Between the elevated recognition of 3M Design and the successes of our UX team, we are getting involved earlier in more and more projects. My team is small and we support multiple projects across all six divisions of 3M Health Care so we can’t support every project yet. For those projects we still try to have our design team manage any external partners that might be playing a design role in order to maintain consistency across brand, behaviour and styling.
We are fortunate to have a Health Care Design Officer who connects with each division’s executive management tier (business, technical, marketing, regulatory, etc.), while we connect with cross-functional counterparts at other levels and entry points simultaneously. This allows us to have multiple points of influence as opposed to an all top-down or bottom-up approach. Taking a 360 approach to education and engagement allows us to reinforce relevance and accelerates opportunities for future project work with a seat at the table.
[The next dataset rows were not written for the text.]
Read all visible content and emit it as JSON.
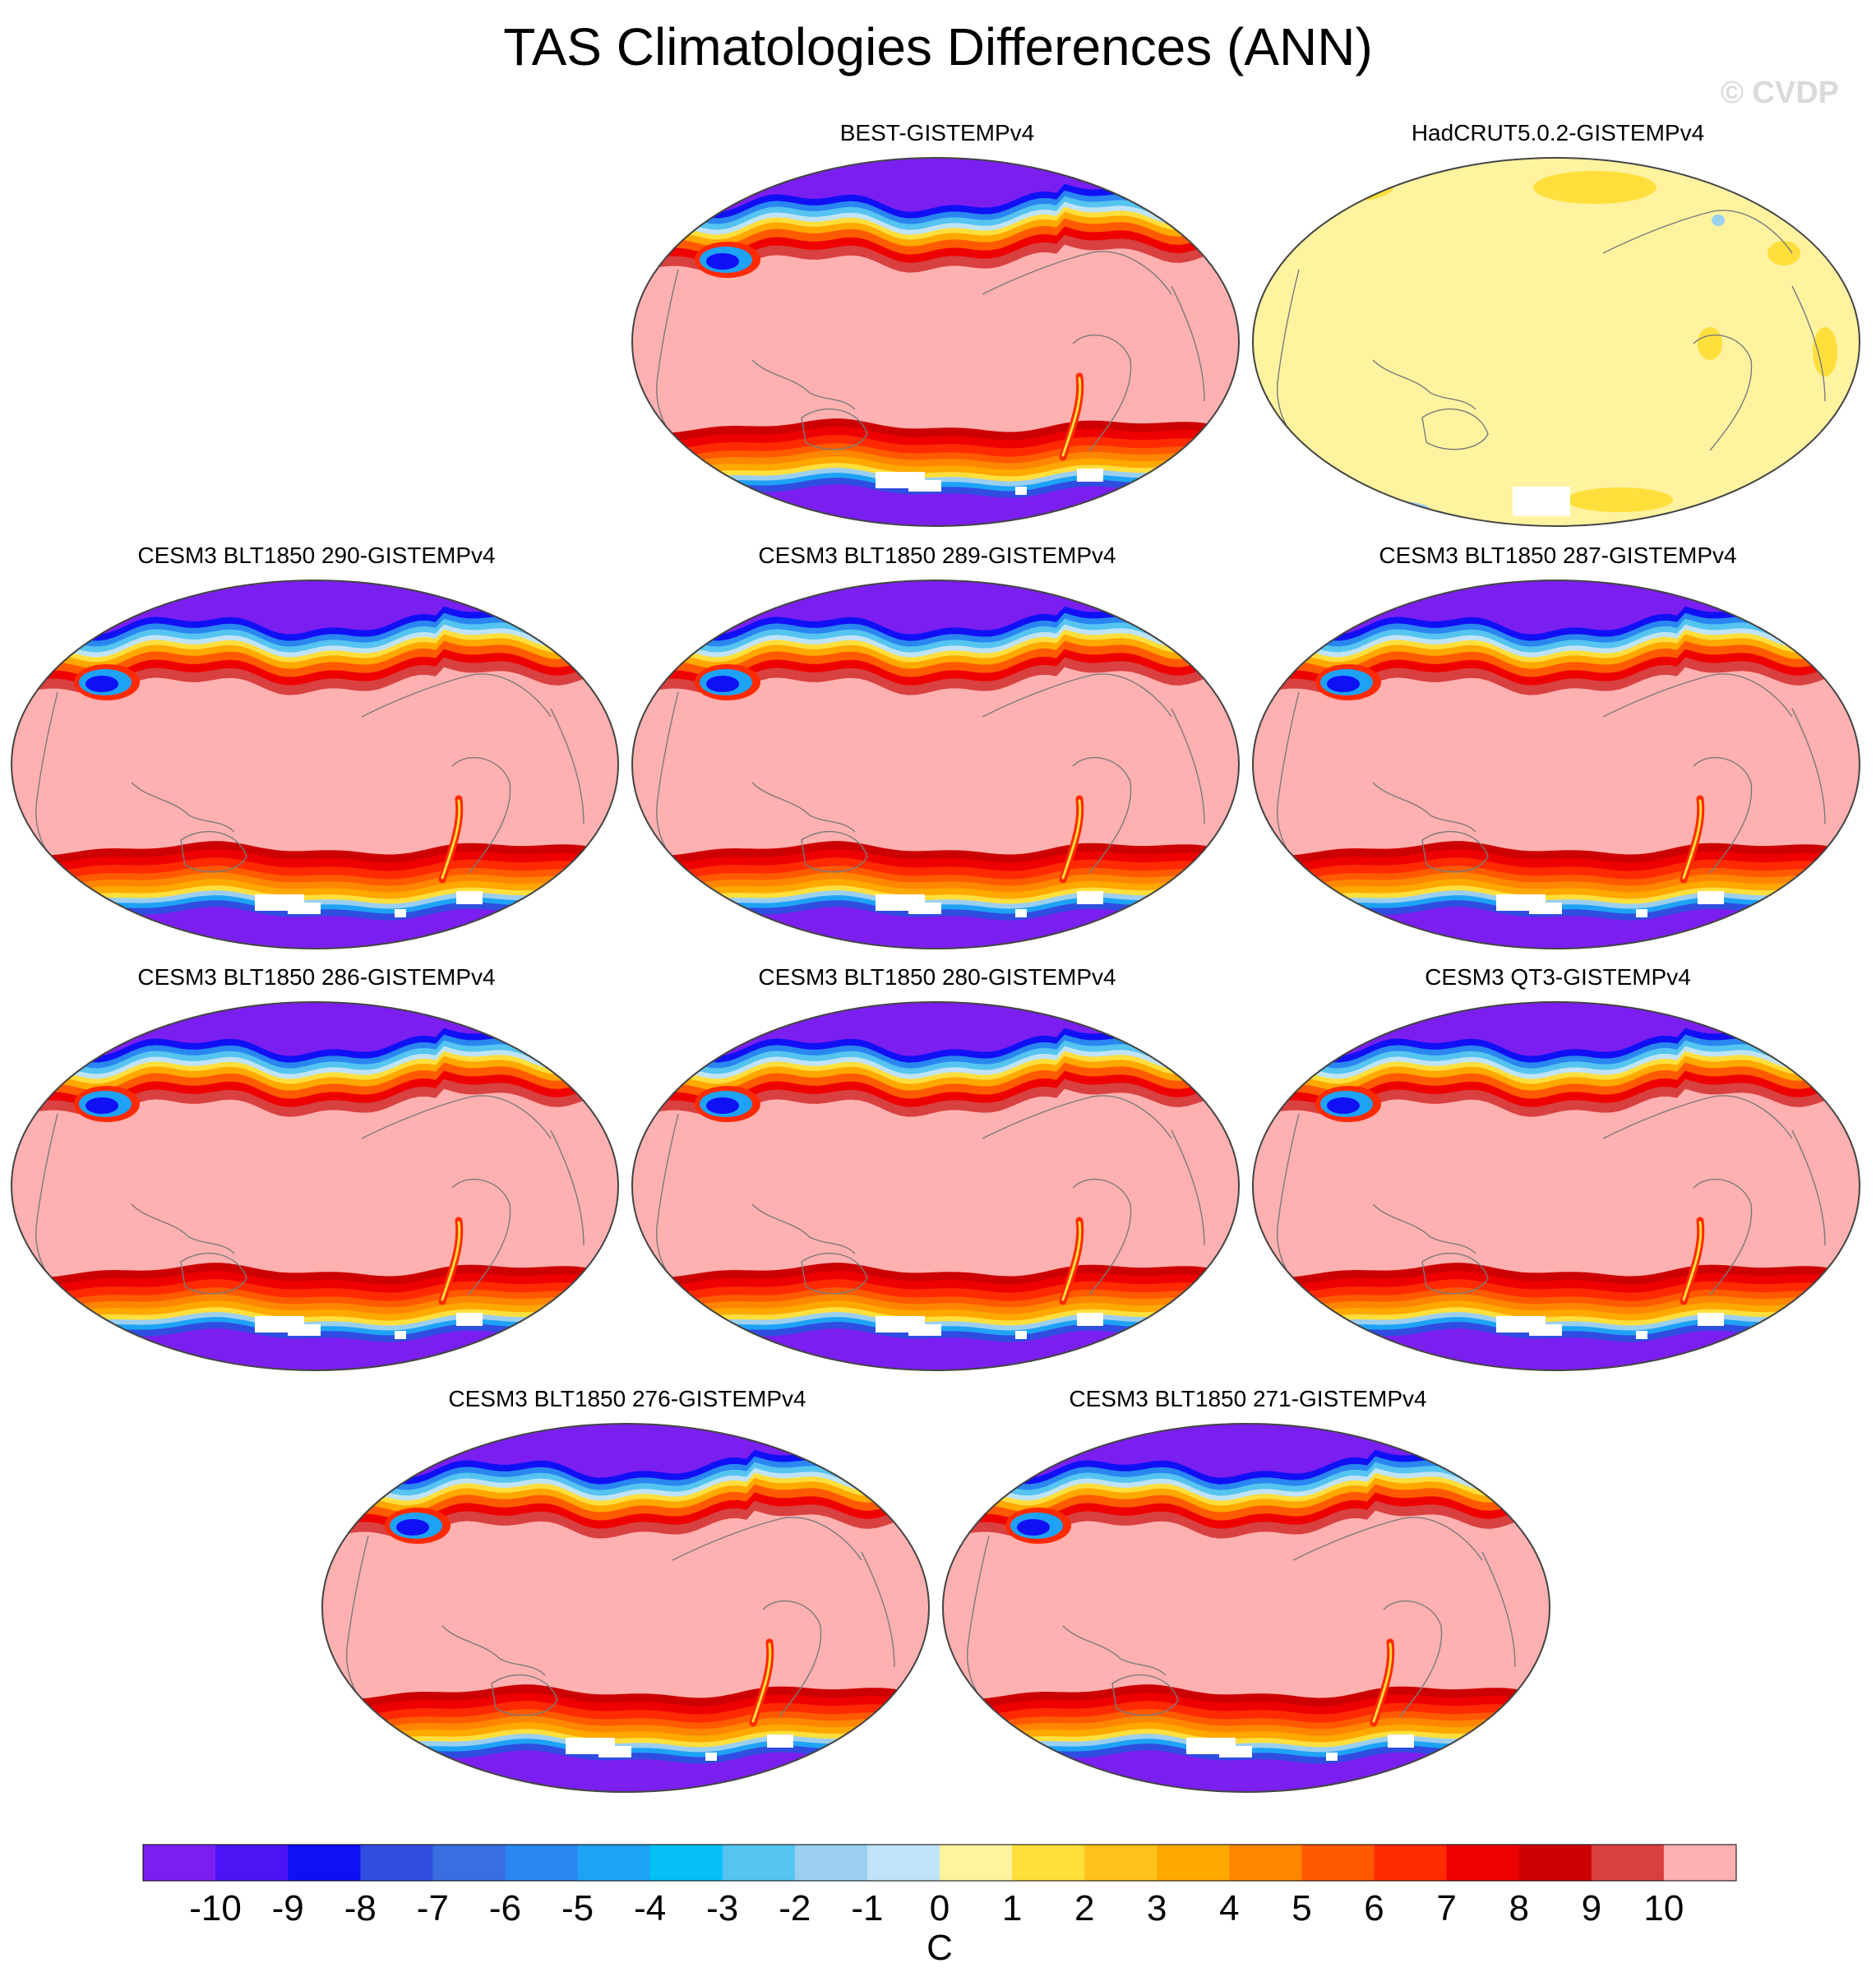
{
  "title": "TAS Climatologies Differences (ANN)",
  "watermark": "© CVDP",
  "chart_data": {
    "type": "heatmap",
    "projection": "robinson",
    "central_longitude": 180,
    "variable": "TAS",
    "season": "ANN",
    "units": "C",
    "colorbar": {
      "levels": [
        -10,
        -9,
        -8,
        -7,
        -6,
        -5,
        -4,
        -3,
        -2,
        -1,
        0,
        1,
        2,
        3,
        4,
        5,
        6,
        7,
        8,
        9,
        10
      ],
      "tick_labels": [
        "-10",
        "-9",
        "-8",
        "-7",
        "-6",
        "-5",
        "-4",
        "-3",
        "-2",
        "-1",
        "0",
        "1",
        "2",
        "3",
        "4",
        "5",
        "6",
        "7",
        "8",
        "9",
        "10"
      ],
      "colors": [
        "#7a1ff0",
        "#4a14f5",
        "#1010f5",
        "#2f4de0",
        "#3a6ee0",
        "#2a86f0",
        "#1ea2f5",
        "#05bff7",
        "#55c4f0",
        "#9bcff0",
        "#bfe3f7",
        "#fff3a0",
        "#ffdf3c",
        "#ffc21c",
        "#ffa800",
        "#ff8600",
        "#ff5a00",
        "#ff2a00",
        "#ee0000",
        "#cc0000",
        "#d94040",
        "#ffb0b0"
      ],
      "label": "C",
      "position": "bottom"
    },
    "panels": [
      {
        "title": "BEST-GISTEMPv4",
        "pattern": "model"
      },
      {
        "title": "HadCRUT5.0.2-GISTEMPv4",
        "pattern": "obs"
      },
      {
        "title": "CESM3 BLT1850 290-GISTEMPv4",
        "pattern": "model"
      },
      {
        "title": "CESM3 BLT1850 289-GISTEMPv4",
        "pattern": "model"
      },
      {
        "title": "CESM3 BLT1850 287-GISTEMPv4",
        "pattern": "model"
      },
      {
        "title": "CESM3 BLT1850 286-GISTEMPv4",
        "pattern": "model"
      },
      {
        "title": "CESM3 BLT1850 280-GISTEMPv4",
        "pattern": "model"
      },
      {
        "title": "CESM3 QT3-GISTEMPv4",
        "pattern": "model"
      },
      {
        "title": "CESM3 BLT1850 276-GISTEMPv4",
        "pattern": "model"
      },
      {
        "title": "CESM3 BLT1850 271-GISTEMPv4",
        "pattern": "model"
      }
    ]
  }
}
There will still be times when you just have to bring your own seat to the table. More importantly than just being at the table, you have to be able to add value. Value comes from being able to build awareness, understanding, and advocacy.
How do you help engender a culture of UX within the organization?
In an organization with the size and history of 3M, it’s more about integrating UX and that user-centered approach into the culture than trying to change it. 3M’s culture is incredibly rich in innovation that ideas are considered from anywhere within the organization.
It’s about aligning the design strategy with the other business strategies, whether they be marketing, technical, financial, engineering, manufacturing to any other.
UX design is a powerful tool to help identify ways to meaningfully improve the current state, focusing on identifying and understanding the user, and empathizing with them by identifying their desired behaviours, pain points and emotions. We always want to be collaborating –integrating our process into theirs. The best way to do that is through educating members of the organization in other functions on the value of design.
Having the ability to educate and evangelize is a great opportunity for designers. It has to be more than just talking about UX, we have to collaborate with our colleagues and help them effectively tell their story. Designers need to provide value through execution and having those successes work their way up the ladder. When colleagues and leadership are talking about how important design is to the organization the cultural piece will happen naturally.